Why is the John Lewis ad not relatable? Answer: it is. But only if you’ve ever been the person tasked with not merely celebrating Christmas, but producing it. In this, you don’t have to be a woman – but it helps. Scratch the surface of most nuclear families, and it’s women who buy the bulk of the Christmas presents, often for their partner’s families as well as their own. No, not all women. But many women.

Some of these women are angry about the extent and burden of this unpaid labour, but most of them are sanguine. They love producing Christmas, and wouldn’t have it any other way. Were their male partner ever to offer up more help, they might even reject it. They’d also likely criticise him for failing to do “the thing” as well as they’d have done “the thing”.

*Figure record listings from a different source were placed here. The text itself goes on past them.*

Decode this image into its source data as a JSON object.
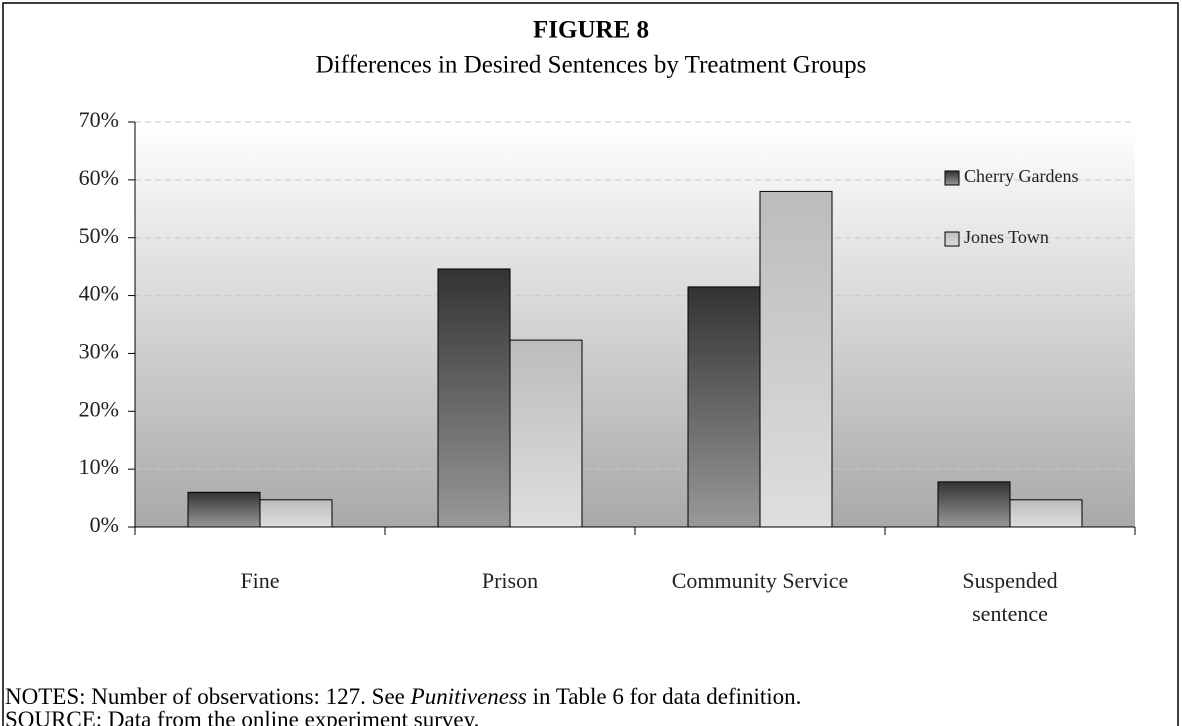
{
  "chart_data": {
    "type": "bar",
    "title": "FIGURE 8",
    "subtitle": "Differences in Desired Sentences by Treatment Groups",
    "categories": [
      "Fine",
      "Prison",
      "Community Service",
      "Suspended sentence"
    ],
    "series": [
      {
        "name": "Cherry Gardens",
        "color": "#333333",
        "values": [
          6.0,
          44.6,
          41.5,
          7.8
        ]
      },
      {
        "name": "Jones Town",
        "color": "#bcbcbc",
        "values": [
          4.7,
          32.3,
          58.0,
          4.7
        ]
      }
    ],
    "ylim": [
      0,
      70
    ],
    "yticks": [
      {
        "value": 0,
        "label": "0%"
      },
      {
        "value": 10,
        "label": "10%"
      },
      {
        "value": 20,
        "label": "20%"
      },
      {
        "value": 30,
        "label": "30%"
      },
      {
        "value": 40,
        "label": "40%"
      },
      {
        "value": 50,
        "label": "50%"
      },
      {
        "value": 60,
        "label": "60%"
      },
      {
        "value": 70,
        "label": "70%"
      }
    ],
    "grid": true,
    "legend": "upper right"
  },
  "notes": [
    "NOTES: Number of observations: 127. See ",
    "Punitiveness",
    " in Table 6 for data definition."
  ],
  "source": "SOURCE: Data from the online experiment survey."
}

None of these complex emotions existed for me in 1997, when all I needed from a partner was decent taste in trainers and a GSOH (good sense of humour). To hear a song I loved from simpler times used as a soundtrack to more complex ones hit me like a ten-foot Norwegian fir. Maybe I had to become a middle-aged woman to realise that Richard Ashcroft had always written lyrics like a middle-aged woman. “My friend and me / looking through her red box of memories / Faded I’m sure / but love seems to stick in her veins, you know”. What 26-year-old bloke from Wigan has any business in writing those?